To twist that famous old French cliché, the more things change, the more accountancy seems to stay the same. While many of the arguments and debates I have picked up after returning to the frontline are the same ones I was wrestling with five years ago, the business, economic and social environment is noticeably different. New technologies have engulfed us and taken interactive media and user-generated content into the mainstream. Accountancy’s early adopters – many of whom frequent this site – have picked up on these new tools, but evidence suggests the wider professional population is still sitting on its hands or thinking more about tax returns and/or the golf course. As I’ve found in the past few weeks, jumping into the online hive is a good way to get acquainted with some of the ongoing debates, if only accountants could only learn to adapt their professional reticence for the digital age.

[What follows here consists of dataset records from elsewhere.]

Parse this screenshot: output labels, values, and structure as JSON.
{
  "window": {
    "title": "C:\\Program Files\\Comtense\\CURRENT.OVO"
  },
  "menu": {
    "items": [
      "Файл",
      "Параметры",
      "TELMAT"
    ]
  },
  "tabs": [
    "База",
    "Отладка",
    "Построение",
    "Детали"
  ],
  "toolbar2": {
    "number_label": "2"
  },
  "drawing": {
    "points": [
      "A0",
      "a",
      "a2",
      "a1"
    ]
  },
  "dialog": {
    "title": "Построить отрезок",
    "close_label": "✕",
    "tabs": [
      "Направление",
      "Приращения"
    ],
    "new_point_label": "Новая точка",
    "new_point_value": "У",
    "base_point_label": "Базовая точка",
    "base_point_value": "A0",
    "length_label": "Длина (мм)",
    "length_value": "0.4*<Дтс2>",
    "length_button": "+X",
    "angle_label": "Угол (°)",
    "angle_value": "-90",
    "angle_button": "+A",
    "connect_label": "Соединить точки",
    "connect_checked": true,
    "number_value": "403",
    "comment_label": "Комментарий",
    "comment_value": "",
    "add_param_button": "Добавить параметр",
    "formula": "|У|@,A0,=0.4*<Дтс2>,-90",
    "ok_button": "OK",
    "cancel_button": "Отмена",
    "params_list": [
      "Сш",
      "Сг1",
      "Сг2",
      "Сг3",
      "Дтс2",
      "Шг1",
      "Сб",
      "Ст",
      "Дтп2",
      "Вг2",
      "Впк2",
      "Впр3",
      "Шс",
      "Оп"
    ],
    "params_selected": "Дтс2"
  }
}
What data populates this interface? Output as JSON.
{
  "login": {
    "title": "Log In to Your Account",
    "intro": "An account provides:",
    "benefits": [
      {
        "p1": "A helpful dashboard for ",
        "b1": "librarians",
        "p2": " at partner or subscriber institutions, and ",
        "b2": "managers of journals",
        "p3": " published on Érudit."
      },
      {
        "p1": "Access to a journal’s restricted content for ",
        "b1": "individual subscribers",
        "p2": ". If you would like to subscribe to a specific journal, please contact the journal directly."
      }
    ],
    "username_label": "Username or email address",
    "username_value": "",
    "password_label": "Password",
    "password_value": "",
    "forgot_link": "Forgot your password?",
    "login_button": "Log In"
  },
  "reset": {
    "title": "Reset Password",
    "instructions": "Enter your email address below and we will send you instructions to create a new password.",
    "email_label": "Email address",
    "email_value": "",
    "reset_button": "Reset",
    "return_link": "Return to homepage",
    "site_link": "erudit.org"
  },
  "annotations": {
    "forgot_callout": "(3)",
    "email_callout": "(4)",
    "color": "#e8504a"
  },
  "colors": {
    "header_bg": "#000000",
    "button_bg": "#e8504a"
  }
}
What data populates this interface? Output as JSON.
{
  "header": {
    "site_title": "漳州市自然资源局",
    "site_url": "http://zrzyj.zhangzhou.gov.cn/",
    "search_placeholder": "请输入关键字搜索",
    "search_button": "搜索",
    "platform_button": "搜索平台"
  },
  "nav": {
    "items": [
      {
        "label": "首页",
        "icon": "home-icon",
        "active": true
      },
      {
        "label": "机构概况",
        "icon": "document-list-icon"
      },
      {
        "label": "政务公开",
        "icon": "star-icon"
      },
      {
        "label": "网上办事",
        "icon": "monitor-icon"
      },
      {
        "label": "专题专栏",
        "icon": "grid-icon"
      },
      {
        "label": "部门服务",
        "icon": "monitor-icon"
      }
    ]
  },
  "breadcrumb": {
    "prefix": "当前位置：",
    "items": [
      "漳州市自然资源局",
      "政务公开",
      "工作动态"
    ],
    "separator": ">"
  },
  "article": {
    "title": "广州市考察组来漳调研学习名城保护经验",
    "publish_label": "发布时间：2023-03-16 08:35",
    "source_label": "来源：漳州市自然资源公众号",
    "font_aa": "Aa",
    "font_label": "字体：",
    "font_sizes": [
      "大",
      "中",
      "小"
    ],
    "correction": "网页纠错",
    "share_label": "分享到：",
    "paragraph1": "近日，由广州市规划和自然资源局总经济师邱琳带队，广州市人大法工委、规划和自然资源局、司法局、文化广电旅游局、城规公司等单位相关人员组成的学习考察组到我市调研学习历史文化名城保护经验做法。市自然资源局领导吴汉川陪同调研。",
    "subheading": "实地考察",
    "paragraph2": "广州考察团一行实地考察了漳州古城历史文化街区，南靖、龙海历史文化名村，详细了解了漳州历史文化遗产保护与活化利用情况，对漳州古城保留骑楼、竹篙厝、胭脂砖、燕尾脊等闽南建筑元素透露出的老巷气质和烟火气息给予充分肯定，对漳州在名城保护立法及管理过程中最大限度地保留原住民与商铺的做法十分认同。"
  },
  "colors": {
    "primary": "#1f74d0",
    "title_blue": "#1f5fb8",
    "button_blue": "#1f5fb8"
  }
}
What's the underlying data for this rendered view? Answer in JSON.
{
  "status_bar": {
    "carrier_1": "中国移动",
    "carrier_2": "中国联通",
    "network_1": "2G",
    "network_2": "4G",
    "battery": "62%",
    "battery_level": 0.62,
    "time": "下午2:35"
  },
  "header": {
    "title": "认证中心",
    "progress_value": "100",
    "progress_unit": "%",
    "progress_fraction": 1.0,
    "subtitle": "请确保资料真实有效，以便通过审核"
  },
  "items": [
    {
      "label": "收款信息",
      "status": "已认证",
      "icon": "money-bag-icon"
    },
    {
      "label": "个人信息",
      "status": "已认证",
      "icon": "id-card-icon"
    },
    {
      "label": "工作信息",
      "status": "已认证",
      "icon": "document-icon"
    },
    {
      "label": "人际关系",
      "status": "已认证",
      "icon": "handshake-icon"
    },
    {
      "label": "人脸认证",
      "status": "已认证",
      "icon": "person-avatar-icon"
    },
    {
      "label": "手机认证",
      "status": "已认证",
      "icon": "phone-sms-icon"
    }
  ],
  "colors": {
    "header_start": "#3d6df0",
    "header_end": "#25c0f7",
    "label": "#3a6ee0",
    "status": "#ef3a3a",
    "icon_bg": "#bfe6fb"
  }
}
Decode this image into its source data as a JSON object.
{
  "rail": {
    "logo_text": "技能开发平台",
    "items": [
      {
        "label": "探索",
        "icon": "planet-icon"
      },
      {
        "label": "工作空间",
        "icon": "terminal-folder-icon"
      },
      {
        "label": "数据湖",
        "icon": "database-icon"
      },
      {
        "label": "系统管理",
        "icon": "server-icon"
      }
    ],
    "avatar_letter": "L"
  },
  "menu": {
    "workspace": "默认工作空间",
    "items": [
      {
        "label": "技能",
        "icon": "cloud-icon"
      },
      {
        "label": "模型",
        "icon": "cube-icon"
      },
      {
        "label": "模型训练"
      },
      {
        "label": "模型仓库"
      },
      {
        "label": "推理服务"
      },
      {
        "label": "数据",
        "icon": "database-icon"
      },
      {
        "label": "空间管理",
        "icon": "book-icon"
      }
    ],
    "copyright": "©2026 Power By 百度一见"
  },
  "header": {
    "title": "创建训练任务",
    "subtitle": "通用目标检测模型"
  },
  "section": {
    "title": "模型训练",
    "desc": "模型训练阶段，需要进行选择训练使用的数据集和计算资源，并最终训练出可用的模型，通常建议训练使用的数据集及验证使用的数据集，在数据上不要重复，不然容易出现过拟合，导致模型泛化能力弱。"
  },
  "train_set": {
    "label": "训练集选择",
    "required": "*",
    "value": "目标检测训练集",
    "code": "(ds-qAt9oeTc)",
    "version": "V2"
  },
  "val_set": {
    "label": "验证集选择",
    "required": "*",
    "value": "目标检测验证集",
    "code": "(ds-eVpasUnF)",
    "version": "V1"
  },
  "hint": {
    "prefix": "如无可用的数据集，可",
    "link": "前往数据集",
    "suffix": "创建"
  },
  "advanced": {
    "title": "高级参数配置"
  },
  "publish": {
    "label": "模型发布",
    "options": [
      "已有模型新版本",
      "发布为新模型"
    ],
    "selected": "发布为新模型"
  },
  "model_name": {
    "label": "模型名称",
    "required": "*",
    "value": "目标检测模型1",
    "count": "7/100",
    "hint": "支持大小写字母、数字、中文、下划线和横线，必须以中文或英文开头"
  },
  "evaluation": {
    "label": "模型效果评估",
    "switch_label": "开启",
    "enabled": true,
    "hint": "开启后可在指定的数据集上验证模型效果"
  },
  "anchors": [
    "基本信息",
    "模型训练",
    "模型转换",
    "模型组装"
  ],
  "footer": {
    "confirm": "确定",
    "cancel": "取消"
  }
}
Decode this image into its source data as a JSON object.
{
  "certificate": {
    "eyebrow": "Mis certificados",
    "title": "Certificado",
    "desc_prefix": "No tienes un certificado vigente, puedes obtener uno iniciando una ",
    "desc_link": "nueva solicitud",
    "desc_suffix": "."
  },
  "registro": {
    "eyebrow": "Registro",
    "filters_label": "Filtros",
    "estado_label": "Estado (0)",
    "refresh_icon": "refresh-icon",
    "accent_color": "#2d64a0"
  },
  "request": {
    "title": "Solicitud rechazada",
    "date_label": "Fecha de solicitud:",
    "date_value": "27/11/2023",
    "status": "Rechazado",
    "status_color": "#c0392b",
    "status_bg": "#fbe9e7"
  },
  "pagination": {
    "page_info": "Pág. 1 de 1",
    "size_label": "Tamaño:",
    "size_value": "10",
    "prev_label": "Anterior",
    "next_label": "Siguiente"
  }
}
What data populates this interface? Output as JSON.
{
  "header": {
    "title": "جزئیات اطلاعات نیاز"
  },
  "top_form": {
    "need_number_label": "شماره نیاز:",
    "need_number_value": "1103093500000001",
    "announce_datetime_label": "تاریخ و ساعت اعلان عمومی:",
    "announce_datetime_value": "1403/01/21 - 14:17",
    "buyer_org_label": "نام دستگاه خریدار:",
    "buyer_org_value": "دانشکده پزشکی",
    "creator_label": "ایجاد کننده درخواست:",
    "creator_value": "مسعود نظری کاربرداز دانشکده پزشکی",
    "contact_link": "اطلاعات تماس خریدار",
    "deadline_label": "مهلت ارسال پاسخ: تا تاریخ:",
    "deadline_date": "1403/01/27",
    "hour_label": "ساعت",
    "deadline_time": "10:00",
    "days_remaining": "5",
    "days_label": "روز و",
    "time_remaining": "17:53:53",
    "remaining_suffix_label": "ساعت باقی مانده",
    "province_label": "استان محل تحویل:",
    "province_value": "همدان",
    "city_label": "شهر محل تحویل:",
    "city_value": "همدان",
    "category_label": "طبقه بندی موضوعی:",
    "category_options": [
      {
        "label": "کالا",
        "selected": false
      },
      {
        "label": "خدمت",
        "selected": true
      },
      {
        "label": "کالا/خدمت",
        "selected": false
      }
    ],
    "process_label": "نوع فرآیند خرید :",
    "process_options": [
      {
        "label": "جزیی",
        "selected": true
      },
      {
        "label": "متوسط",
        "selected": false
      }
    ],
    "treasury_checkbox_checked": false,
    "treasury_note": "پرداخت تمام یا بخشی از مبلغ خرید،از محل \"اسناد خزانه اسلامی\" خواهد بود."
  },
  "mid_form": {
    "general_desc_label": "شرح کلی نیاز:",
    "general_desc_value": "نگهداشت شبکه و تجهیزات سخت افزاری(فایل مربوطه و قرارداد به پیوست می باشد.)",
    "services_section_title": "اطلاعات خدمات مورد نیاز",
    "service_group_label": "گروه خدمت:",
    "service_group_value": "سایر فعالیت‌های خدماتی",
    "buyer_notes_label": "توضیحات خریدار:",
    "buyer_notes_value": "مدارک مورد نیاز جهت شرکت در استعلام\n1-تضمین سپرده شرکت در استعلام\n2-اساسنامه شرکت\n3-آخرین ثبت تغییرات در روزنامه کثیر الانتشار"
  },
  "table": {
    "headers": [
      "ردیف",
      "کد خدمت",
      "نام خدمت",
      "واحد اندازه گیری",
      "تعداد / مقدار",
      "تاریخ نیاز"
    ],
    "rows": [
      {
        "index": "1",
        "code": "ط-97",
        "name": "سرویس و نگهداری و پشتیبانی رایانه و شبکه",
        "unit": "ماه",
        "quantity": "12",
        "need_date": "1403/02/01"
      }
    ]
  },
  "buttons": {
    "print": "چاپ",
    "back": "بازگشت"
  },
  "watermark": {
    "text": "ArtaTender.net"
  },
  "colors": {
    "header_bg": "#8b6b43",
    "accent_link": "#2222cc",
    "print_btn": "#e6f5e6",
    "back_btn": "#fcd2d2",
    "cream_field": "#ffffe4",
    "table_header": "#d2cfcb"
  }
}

I have spent much of my time during my explorations of the technology wilderness arguing with Cloud evangelists. In 2005, nobody on AccountingWEB wanted to know about application service provision (ASP) or any other of the weird buzz phrases that were being bandied about. I’m a long-term student of technology history and have a very good feel for the way the industry goes through generational shifts, but the point I have made over and over to the Cloud fanboys is that you can’t lead a community of 90,000 accountants to places they don’t want to go.

What you can do in a forum like AccountingWEB.co.uk is put up relevant, unbiased information and ask questions that will make people think about and debate the issues they face. That is what Rebecca Benneyworth, Gina Dyer, the rest of the team and I plan to do in the next five years.

I hope you come along with us – it should be an interesting ride.